Incentivize short, factual writeups. Incentivize making them longer.: Most factual noders have a string of one or two line writeups they'd love to be rid of, because they only have a rep of, say, 0. We don't feel like putting in the effort to make a writeup like simulive into a work of art, but deleting it would hurt the database. One idea: Allow a noder to "cut loose" a writeup. Writeups which have been cut loose are transferred in ownership to an account like everything, where anyone can search for things to update (Everything Quest: Replace 10 cutloose writeups with someone significantly better). Okay, maybe that idea was better in my head

Professor Pi's Comments:

"Figures don't lie..." - It would indeed be unreasonable to calculate an "average" node reputation based on 6 nodes with reputations (0, 0, 0, 0, 500, 500). But the statistical representation becomes better for an increasing number of nodes: see the (unfortunately very short) writeup on the Law of Large Numbers.

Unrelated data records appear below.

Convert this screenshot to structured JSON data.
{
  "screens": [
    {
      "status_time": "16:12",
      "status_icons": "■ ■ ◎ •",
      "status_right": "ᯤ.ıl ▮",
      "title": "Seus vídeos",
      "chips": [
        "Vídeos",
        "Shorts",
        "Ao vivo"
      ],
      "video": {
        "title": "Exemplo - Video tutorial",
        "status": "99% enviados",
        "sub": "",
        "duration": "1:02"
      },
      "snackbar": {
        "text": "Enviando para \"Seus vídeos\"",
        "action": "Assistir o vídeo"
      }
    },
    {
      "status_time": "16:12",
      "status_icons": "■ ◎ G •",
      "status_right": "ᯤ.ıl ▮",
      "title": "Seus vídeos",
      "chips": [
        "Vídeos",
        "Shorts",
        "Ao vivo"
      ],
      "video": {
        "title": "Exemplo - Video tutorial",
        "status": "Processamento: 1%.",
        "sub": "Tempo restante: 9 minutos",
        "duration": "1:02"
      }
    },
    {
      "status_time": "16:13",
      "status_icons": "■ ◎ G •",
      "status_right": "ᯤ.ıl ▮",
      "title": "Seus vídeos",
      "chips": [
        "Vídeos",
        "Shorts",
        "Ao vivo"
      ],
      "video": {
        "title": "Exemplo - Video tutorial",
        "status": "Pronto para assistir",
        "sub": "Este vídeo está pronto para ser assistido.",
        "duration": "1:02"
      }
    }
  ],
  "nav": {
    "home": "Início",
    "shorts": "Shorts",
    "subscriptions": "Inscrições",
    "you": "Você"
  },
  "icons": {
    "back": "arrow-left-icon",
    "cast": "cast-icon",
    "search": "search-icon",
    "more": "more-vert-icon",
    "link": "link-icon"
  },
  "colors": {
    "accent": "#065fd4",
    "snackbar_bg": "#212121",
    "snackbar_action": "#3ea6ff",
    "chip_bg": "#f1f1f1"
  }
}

For a larger number of nodes, the distribution profile more closely resembles a curve centered around the average (i.e. it is highly unlikely that the noder will eventually end up with 40 writeups at rep=0 and 20 writeups at rep=500 (or 400 and 200 writeup, respectively). The entry requirement of 25 writeups or more for the Honor Roll insures that we are applying statistics on a sufficiently large sample group.
Systematic Downvoting - As I described in (2), I stepped away from calculating an average node reputation (solely) based on the median. The most promising alternative so far is the Interquartile Mean, as described by yerricde (1). Targeted downvoting (i.e. mass downvoting of writeups at or around the median) should only have a small effect; on the order of 1--2%. Mass downvoting of all writeups could drop the "average" reputation by approximately 20--30%. This is of course a significant amount, but note that (1) this should not affect too many noders; the problem of mass downvoting is one under any system, including the current, (2) noders are not penalized when their average reputation drops below the average, and (3) you can only vote on each writeup once. A mass downvoter can only do so much damage. Good noders will still see benefits of the Honor Roll, even if they are mass downvoted. Still, it is very unfortunate that we don't have better means to fight mass-downvoting.
Incentivize short, factual writeups. Incentivize making them longer. - Maybe there should be a place where one can sumbit improved nodes. I'm afraid there would be a high risk of abuse, though: "Node X went throught he new nodes too fast. Let's just add some hardlinks and submit it to the Improvement List".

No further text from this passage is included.